Study objectives: To assess the population-attributable risk (PAR) of smoking and the effect of tobacco smoking on the development of community-acquired pneumonia (CAP) in adults.
Design: A population-based case-control study. Information on history of smoking and other risk factors was obtained by a questionnaire administered by interview.
Setting: Mixed residential-industrial area having 74,610 adult inhabitants in Barcelona, Spain.
Participants: Two hundred five male and female patients (age, 15 to 74 years old) with CAP diagnosed between 1993 and 1995. They were matched to 475 control subjects randomly selected from the municipal census.

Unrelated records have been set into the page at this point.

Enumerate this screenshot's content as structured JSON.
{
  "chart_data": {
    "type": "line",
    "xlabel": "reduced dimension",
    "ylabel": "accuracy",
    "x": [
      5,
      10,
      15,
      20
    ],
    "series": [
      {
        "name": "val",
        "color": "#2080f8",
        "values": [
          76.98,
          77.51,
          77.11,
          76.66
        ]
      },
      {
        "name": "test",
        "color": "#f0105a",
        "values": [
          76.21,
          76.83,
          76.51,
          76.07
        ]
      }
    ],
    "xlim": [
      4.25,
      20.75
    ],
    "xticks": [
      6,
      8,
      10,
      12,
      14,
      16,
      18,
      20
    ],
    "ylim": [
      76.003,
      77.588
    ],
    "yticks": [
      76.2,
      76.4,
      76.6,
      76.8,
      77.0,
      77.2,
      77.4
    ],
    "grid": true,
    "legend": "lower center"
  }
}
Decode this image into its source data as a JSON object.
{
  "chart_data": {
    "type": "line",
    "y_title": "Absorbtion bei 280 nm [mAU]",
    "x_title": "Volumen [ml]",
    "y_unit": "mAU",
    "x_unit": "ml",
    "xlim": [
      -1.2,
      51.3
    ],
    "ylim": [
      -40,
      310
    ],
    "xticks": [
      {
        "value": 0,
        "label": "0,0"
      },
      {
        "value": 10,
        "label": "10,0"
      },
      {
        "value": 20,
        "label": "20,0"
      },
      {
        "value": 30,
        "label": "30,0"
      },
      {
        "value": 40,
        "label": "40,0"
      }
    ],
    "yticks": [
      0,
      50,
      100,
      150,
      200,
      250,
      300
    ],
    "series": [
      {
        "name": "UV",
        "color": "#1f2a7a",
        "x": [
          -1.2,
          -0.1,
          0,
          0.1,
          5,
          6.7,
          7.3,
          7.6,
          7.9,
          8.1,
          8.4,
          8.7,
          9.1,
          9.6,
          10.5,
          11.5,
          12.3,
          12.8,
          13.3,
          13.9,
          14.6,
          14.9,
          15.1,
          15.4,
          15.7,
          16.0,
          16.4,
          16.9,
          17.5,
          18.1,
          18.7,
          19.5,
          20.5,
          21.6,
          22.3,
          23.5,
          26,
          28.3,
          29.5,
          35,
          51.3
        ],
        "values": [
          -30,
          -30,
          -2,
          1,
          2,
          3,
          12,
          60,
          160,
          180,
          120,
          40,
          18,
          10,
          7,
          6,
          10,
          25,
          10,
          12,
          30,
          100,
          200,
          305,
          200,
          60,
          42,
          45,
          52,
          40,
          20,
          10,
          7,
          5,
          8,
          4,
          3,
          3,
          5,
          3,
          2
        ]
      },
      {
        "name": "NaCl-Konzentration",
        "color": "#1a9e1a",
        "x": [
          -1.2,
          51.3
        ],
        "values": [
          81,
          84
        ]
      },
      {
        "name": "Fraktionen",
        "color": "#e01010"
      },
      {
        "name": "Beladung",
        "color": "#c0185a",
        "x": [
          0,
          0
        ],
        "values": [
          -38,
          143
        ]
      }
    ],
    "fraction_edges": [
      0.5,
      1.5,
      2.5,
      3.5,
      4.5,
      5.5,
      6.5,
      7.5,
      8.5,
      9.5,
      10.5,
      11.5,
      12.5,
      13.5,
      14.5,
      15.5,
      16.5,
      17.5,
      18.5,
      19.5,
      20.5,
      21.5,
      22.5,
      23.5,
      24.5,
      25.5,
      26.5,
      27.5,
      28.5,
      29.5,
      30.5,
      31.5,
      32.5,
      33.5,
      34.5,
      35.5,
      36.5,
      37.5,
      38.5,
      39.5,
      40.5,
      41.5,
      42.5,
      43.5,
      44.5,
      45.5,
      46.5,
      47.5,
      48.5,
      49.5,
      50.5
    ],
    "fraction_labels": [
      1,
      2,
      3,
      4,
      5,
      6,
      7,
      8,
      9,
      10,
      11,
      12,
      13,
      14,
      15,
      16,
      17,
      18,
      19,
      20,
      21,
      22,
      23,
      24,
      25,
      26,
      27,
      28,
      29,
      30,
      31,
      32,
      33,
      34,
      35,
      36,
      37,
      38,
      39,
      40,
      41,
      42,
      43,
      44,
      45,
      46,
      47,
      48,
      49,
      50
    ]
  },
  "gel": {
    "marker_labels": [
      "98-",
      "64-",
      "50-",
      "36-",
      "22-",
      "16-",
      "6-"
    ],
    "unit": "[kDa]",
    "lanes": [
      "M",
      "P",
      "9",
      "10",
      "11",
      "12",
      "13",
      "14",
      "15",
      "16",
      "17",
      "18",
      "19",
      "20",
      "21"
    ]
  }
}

Results: Smoking any type of tobacco had an odds ratio (OR) of CAP of 2.0 for ever smokers (95% confidence interval [CI], 1.24 to 3.24); 1.88 for current smokers (95% CI, 1.11 to 3.19); and 2.14 for ex-smokers (95% CI, 1.26 to 3.65). A positive trend for increased risk of CAP was observed for an increase in the duration of the habit, the average number of cigarettes smoked daily, and cumulative cigarette consumption. Former smokers had a 50% reduction in the OR 5 years after the cessation of smoking. The risk of CAP attributable to the consumption of any type of tobacco in this population was 32.4% of cases (95% CI, 14.8 to 50.1%). In subjects without a history of COPD, the PAR of tobacco was 23.0% (95% CI, 3.3 to 42.7%).
Conclusion: This study gives better quantitative and qualitative evidence about the effects of tobacco smoking on the occurrence of pneumonia in the adult community.